THE EDITED PRESS RELEASE: “Night is when strange things happen. When shapes shift and blur. When it’s hard to know what’s real and what’s illusion. Night is the time of the imagination. For Cyprus’s Monsieur Doumani, those hours of blackness have lured them in a very different direction for their fourth album Pissourin.
Since their beginning in 2011, the award-winning trio have been lauded for their innovative, highly charged acoustic reinventions of the Cypriot tradition. Yet after three albums they’d grown restless, searching for something new. A challenge, a fresh resonance that illustrated the people they’d become. They were ready to embark on a very different journey.
“Our idea was a concept, an album that was a portrait of the night,” says band leader and founding member Antonis Antoniou, who plays the bouzouki-like tzouras, and makes up the trio along with trombonist Demetris Yiasemides and new guitarist Andys Skordis. “Something that began in the place between sleep and dream and waking. It gave us the concept, a quest through the night for the meaning of life, to feel things we did when we were kids: innocent, true, honest. A chance to leave behind what keeps our mind and soul down and to be able to fly towards freedom and love.” The pissourin (Cypriot for total darkness) “brought us the different elements – the moon, stars, planets, rivers – and the creatures that appear in the songs are actors in this quest.”
It was an idea that stretched Monsieur Doumani past the tradition they’d been exploring. It gave them the freedom to draw inspiration from far beyond while staying connected to their roots: adding the punch and raw power of rock, the wild colours of Turkish psychedelia, even the hypnotic draw of West African music, which weaves its cord around the melody on “Alavrostishiótis.” Even the way Antoniou composed for this album was different. “In the past I was always searching for a magic melody,” he explains. “But this time, the main elements were the interplay and what we were saying with the song. We developed a distinctive approach, which was unlike anything we’d done before.”
A new concept, a fresh way of writing; they were changing everything. Even the way they made the music: Monsieur Doumani went electric. “We already knew we wanted to explore sonic territories and we spent a lot of time experimenting to make the instrumental textures intertwine in a very dynamic way,” Antoniou says. “Some surreal. Some psychedelic.” Technology offered the band a vastly broader palette of sound. Pedals also allowed them to think of their instruments in ways that simply hadn’t been possible before.
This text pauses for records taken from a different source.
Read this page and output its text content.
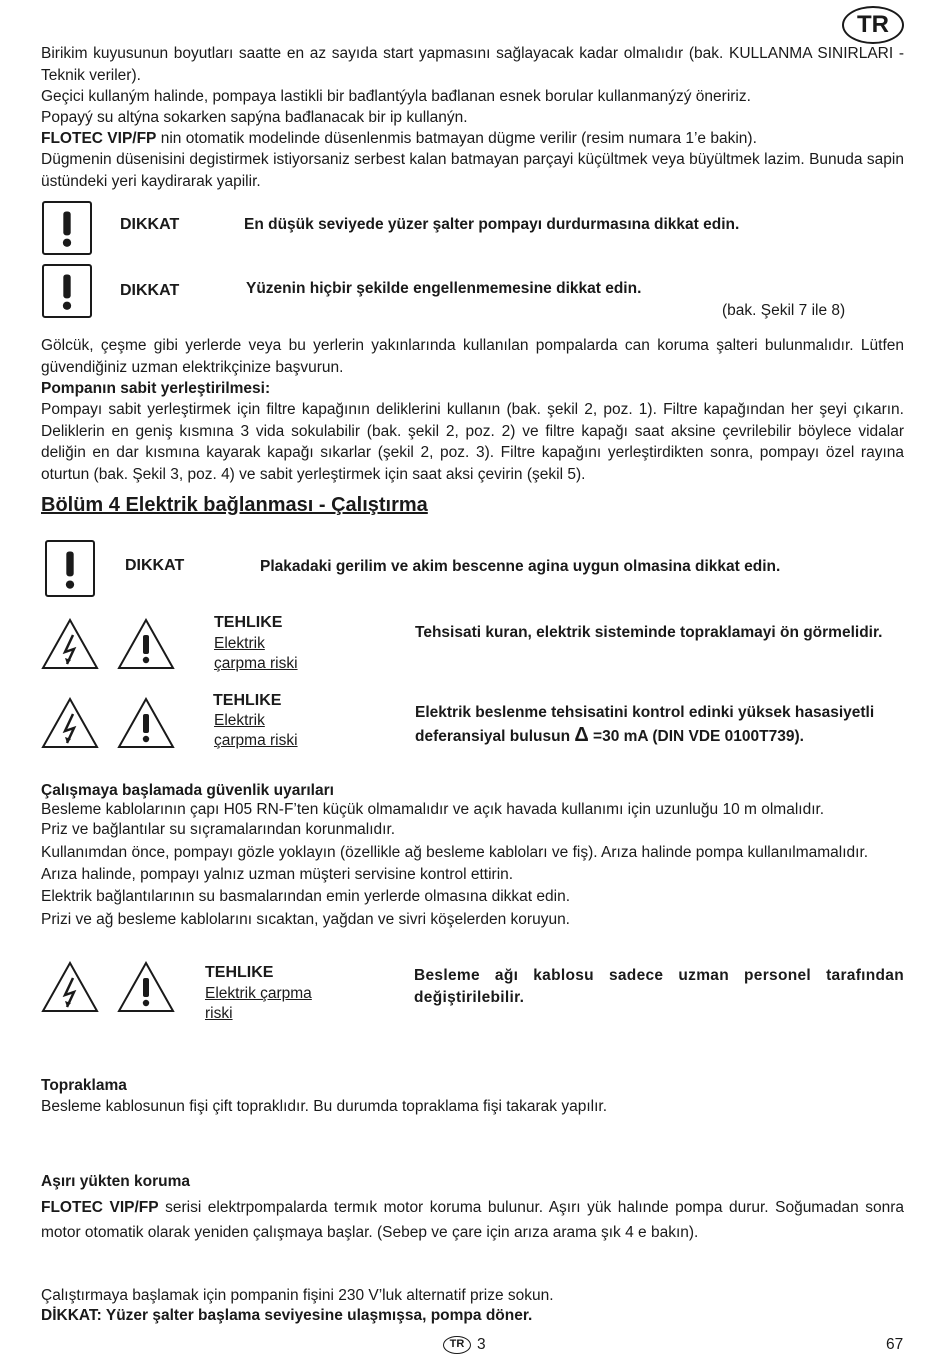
TR
Birikim kuyusunun boyutları saatte en az sayıda start yapmasını sağlayacak kadar olmalıdır (bak. KULLANMA SINIRLARI -Teknik veriler).
Geçici kullaným halinde, pompaya lastikli bir bađlantýyla bađlanan esnek borular kullanmanýzý öneririz.
Popayý su altýna sokarken sapýna bađlanacak bir ip kullanýn.
FLOTEC VIP/FP nin otomatik modelinde düsenlenmis batmayan dügme verilir (resim numara 1’e bakin).
Dügmenin düsenisini degistirmek istiyorsaniz serbest kalan batmayan parçayi küçültmek veya büyültmek lazim. Bunuda sapin üstündeki yeri kaydirarak yapilir.
DIKKAT	En düşük seviyede yüzer şalter pompayı durdurmasına dikkat edin.
DIKKAT	Yüzenin hiçbir şekilde engellenmemesine dikkat edin.
(bak. Şekil 7 ile 8)
Gölcük, çeşme gibi yerlerde veya bu yerlerin yakınlarında kullanılan pompalarda can koruma şalteri bulunmalıdır. Lütfen güvendiğiniz uzman elektrikçinize başvurun.
Pompanın sabit yerleştirilmesi:
Pompayı sabit yerleştirmek için filtre kapağının deliklerini kullanın (bak. şekil 2, poz. 1). Filtre kapağından her şeyi çıkarın. Deliklerin en geniş kısmına 3 vida sokulabilir (bak. şekil 2, poz. 2) ve filtre kapağı saat aksine çevrilebilir böylece vidalar deliğin en dar kısmına kayarak kapağı sıkarlar (şekil 2, poz. 3). Filtre kapağını yerleştirdikten sonra, pompayı özel rayına oturtun (bak. Şekil 3, poz. 4) ve sabit yerleştirmek için saat aksi çevirin (şekil 5).
Bölüm 4 Elektrik bağlanması - Çalıştırma
DIKKAT	Plakadaki gerilim ve akim bescenne agina uygun olmasina dikkat edin.
TEHLIKE
Elektrik
çarpma riski
Tehsisati kuran, elektrik sisteminde topraklamayi ön görmelidir.
TEHLIKE
Elektrik
çarpma riski
Elektrik beslenme tehsisatini kontrol edinki yüksek hasasiyetli
deferansiyal bulusun Δ =30 mA (DIN VDE 0100T739).
Çalışmaya başlamada güvenlik uyarıları
Besleme kablolarının çapı H05 RN-F’ten küçük olmamalıdır ve açık havada kullanımı için uzunluğu 10 m olmalıdır.
Priz ve bağlantılar su sıçramalarından korunmalıdır.
Kullanımdan önce, pompayı gözle yoklayın (özellikle ağ besleme kabloları ve fiş). Arıza halinde pompa kullanılmamalıdır.
Arıza halinde, pompayı yalnız uzman müşteri servisine kontrol ettirin.
Elektrik bağlantılarının su basmalarından emin yerlerde olmasına dikkat edin.
Prizi ve ağ besleme kablolarını sıcaktan, yağdan ve sivri köşelerden koruyun.
TEHLIKE
Elektrik çarpma
riski
Besleme ağı kablosu sadece uzman personel tarafından değiştirilebilir.
Topraklama
Besleme kablosunun fişi çift topraklıdır. Bu durumda topraklama fişi takarak yapılır.
Aşırı yükten koruma
FLOTEC VIP/FP serisi elektrpompalarda termık motor koruma bulunur. Aşırı yük halınde pompa durur. Soğumadan sonra motor otomatik olarak yeniden çalışmaya başlar. (Sebep ve çare için arıza arama şık 4 e bakın).
Çalıştırmaya başlamak için pompanin fişini 230 V’luk alternatif prize sokun.
DİKKAT: Yüzer şalter başlama seviyesine ulaşmışsa, pompa döner.
TR 3	67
They began using the guitar as more than a rhythm or harmonic instrument, letting it provide basslines and work with the trombone. The looper allowed them to make it into a drum. Suddenly Monsieur Doumani had a huge sound. It’s startling, a real electric shock. This music they make on Pissourin is overwhelming, a tsunami that surges relentlessly from the very first note of the opening track Tiritíchtas. “With only three instruments, people don’t expect that kind of thing,” Antoniou admits. “How did this happen? It’s dense. Sometimes it surprises me, too.”
Much of the secret, he notes, lay in the preparation. The band’s new sound was complex, built from interlocking layers and instrumental filigree. To have the attack the music needed, everything had to be careful and precise. “We all worked together on the arrangements. You need a powerful melody for a good song, but without the right structure and arrangement, it’s boring. We wanted to make sure each song was spicy, that it had something to excite both us and audiences. That took time, and plenty of thought and experimentation.”
That thought extended to the lyrics. Pissourin isn’t just the darkness, but the creatures who inhabit it: Those who find their freedom in the night and the madness it can hold. Beings like the hobgoblins, the Kalikándjari, and their hypnotic dance that grows in intensity as it progresses. “The words for the song were written by Marios Epaminondas,” Antoniou says. “They came out of a night we’d been together, drinking. I told him that only our craziness will save us, that you have to be crazy in a good way in this life. He made it into a poem and I wrote the tune. I think it’s the most revolutionary song here, a way of saying we’ll provoke the system by refusing to be normal.”
The madmen, the dreamers who inhabit the blackness; for Monsieur Doumani, they share the darkness with the fey, the stars in the sky, and, looking over it all, the owl – koukkoufkiáos – flying above, watching. “It’s a creature that’s awake all night,” Antoniou says. “More than that, it’s a symbol of knowledge. The wise owl.” You can hear the stirrings of such creatures on Pissourin. A boldly electric and eclectic music that comes to life in the depths of night.”